Of course he would have loved me to join his flock, but although I probably exasperated him, he treated my personal brand of atheism with good humour and once when there was no congregation about, I stopped mowing, kicked off my gumboots and read the refrains for him.  He didn't appreciate being interrupted mid-office however, and I remember slipping away once rather than disturbing him, only to find that he had been saying a Requiem Mass for Elwin. I wish I had been bolder that day. 

Father Jack was a scholar and when I asked him to say a final committal in Latin for Elwin's otherwise secular funeral, he asked me whether I wanted German pronunciation or not.

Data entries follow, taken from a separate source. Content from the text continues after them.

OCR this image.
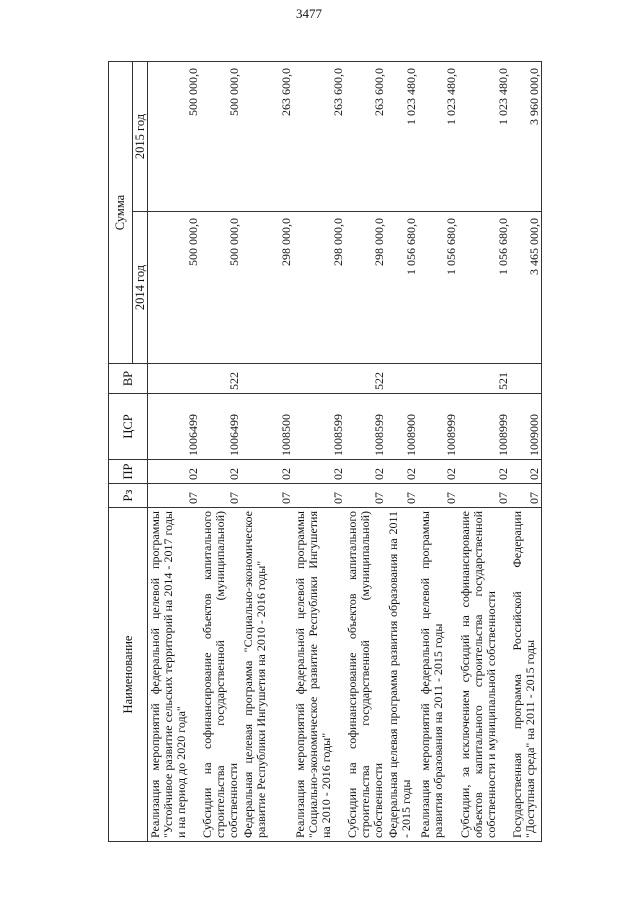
3477
Наименование	Рз	ПР	ЦСР	ВР	Сумма	
					2014 год	2015 год
Реализация мероприятий федеральной целевой программы "Устойчивое развитие сельских территорий на 2014 - 2017 годы и на период до 2020 года"	07	02	1006499		500 000,0	500 000,0
Субсидии на софинансирование объектов капитального строительства государственной (муниципальной) собственности	07	02	1006499	522	500 000,0	500 000,0
Федеральная целевая программа "Социально-экономическое развитие Республики Ингушетия на 2010 - 2016 годы"	07	02	1008500		298 000,0	263 600,0
Реализация мероприятий федеральной целевой программы "Социально-экономическое развитие Республики Ингушетия на 2010 - 2016 годы"	07	02	1008599		298 000,0	263 600,0
Субсидии на софинансирование объектов капитального строительства государственной (муниципальной) собственности	07	02	1008599	522	298 000,0	263 600,0
Федеральная целевая программа развития образования на 2011 - 2015 годы	07	02	1008900		1 056 680,0	1 023 480,0
Реализация мероприятий федеральной целевой программы развития образования на 2011 - 2015 годы	07	02	1008999		1 056 680,0	1 023 480,0
Субсидии, за исключением субсидий на софинансирование объектов капитального строительства государственной собственности и муниципальной собственности	07	02	1008999	521	1 056 680,0	1 023 480,0
Государственная программа Российской Федерации "Доступная среда" на 2011 - 2015 годы	07	02	1009000		3 465 000,0	3 960 000,0
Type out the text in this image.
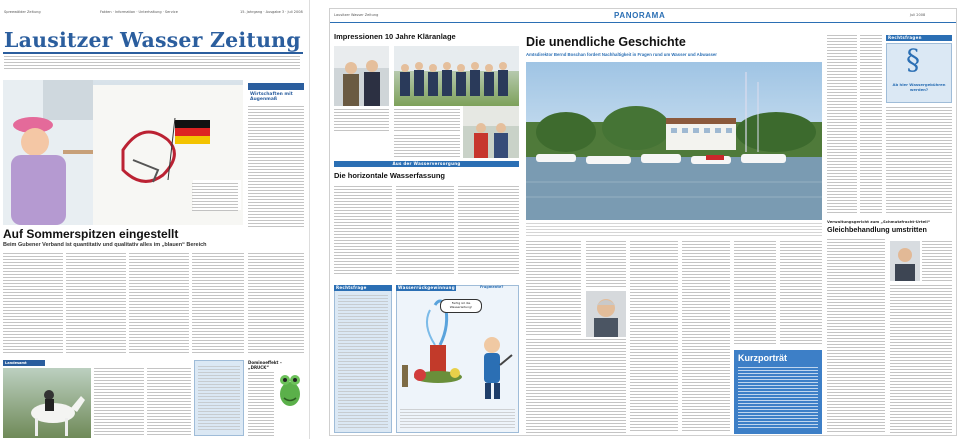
Spreewälder Zeitung	Fakten · Information · Unterhaltung · Service	15. Jahrgang · Ausgabe 3 · Juli 2008
Lausitzer Wasser Zeitung
Wirtschaften mit Augenmaß
Auf Sommerspitzen eingestellt
Beim Gubener Verband ist quantitativ und qualitativ alles im „blauen“ Bereich
Landesamt	Dominoeffekt – „DRUCK“
Lausitzer Wasser Zeitung	PANORAMA	Juli 2008
Impressionen 10 Jahre Kläranlage
Aus der Wasserversorgung
Die horizontale Wasserfassung
Rechtsfrage	Wasserrückgewinnung	Fragmente?
Fertig ist die Wasserleitung!
Die unendliche Geschichte
Amtsdirektor Bernd Boschan fordert Nachhaltigkeit in Fragen rund um Wasser und Abwasser
Kurzporträt
Rechtsfragen
§
Ab hier Wassergebühren werden?
Verwaltungsgericht zum „Schmutzfracht-Urteil“
Gleichbehandlung umstritten
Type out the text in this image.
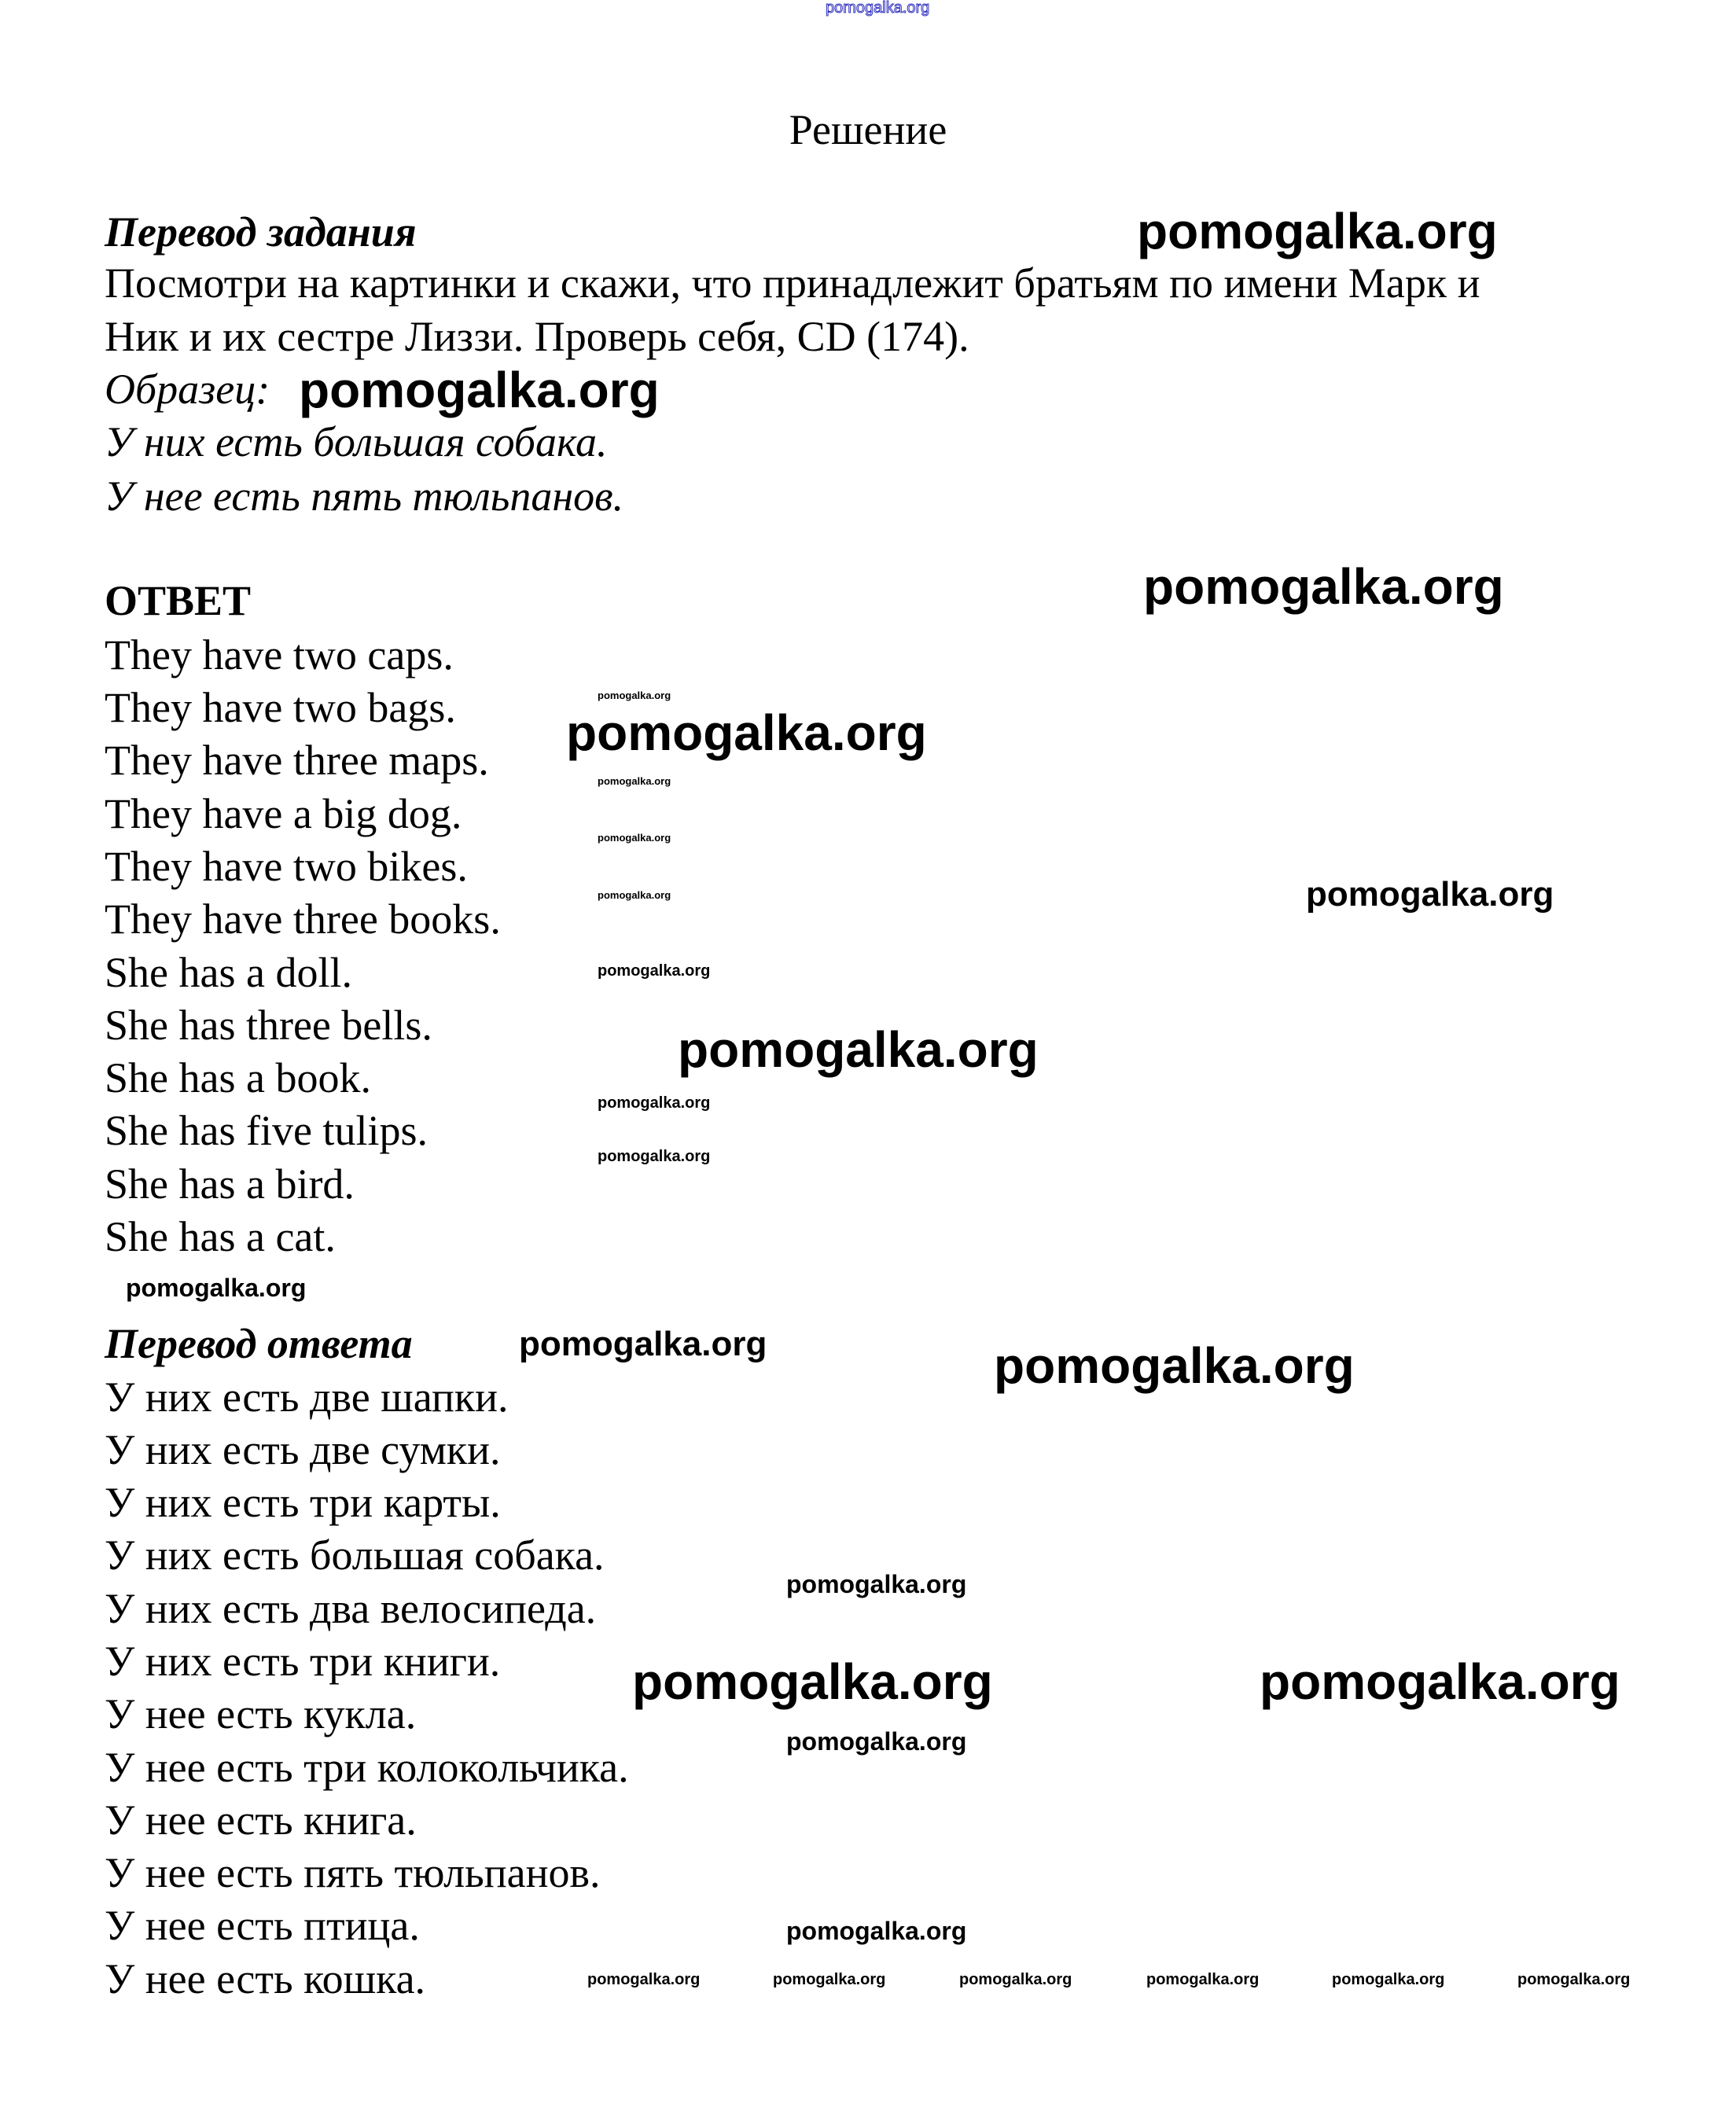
pomogalka.org
Решение
Перевод задания
Посмотри на картинки и скажи, что принадлежит братьям по имени Марк и
Ник и их сестре Лиззи. Проверь себя, CD (174).
Образец:
У них есть большая собака.
У нее есть пять тюльпанов.
ОТВЕТ
They have two caps.
They have two bags.
They have three maps.
They have a big dog.
They have two bikes.
They have three books.
She has a doll.
She has three bells.
She has a book.
She has five tulips.
She has a bird.
She has a cat.
Перевод ответа
У них есть две шапки.
У них есть две сумки.
У них есть три карты.
У них есть большая собака.
У них есть два велосипеда.
У них есть три книги.
У нее есть кукла.
У нее есть три колокольчика.
У нее есть книга.
У нее есть пять тюльпанов.
У нее есть птица.
У нее есть кошка.
pomogalka.org
pomogalka.org
pomogalka.org
pomogalka.org
pomogalka.org
pomogalka.org
pomogalka.org
pomogalka.org
pomogalka.org
pomogalka.org	pomogalka.org
pomogalka.org
pomogalka.org
pomogalka.org
pomogalka.org
pomogalka.org
pomogalka.org
pomogalka.org
pomogalka.org
pomogalka.org
pomogalka.org
pomogalka.org	pomogalka.org	pomogalka.org	pomogalka.org	pomogalka.org	pomogalka.org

He could have come up with any dialect I thought of, I'm sure. I rather envied him his scholarship since I used to fancy myself translating ancient texts in my own ivory tower, which I never imagined could be here in rural North Canterbury.  In recent years he worked on translating the Monastic Office, aquiring texts dating back to 1703 in order to translate the reference into current idiom, so that modern priests might no longer "be tied to the innovations of the 1925 edition."  More prosaically Father Jack compiled an extensive history of the Ashley Church of St Simon and St Jude, which is a valuable addition to local archives.  

His departure also means the loss of the Orthodox tenancy, but there is no hurry to remove its presence. As this door closes another will open when the time is right. In the meantime I remember that I had my first lesson in dressing the altar at Father Jack's funeral. I learnt in no uncertain terms that one should "never cover the tabernacle with black," and I think the priest who did, will never forget that!
But Advent is here and maybe Julia and I can dress the altar in violet.



Father Jack's was the most elaborately religious funeral I have ever been to, proscribed and full of ritual. It was also the truest religious funeral I have been to. It was Father Jack.
There was nothing false at all about him and his eulogy which likened him to Tolkien's Niggle from Leaf by Niggle summed up his character perfectly. I will miss him.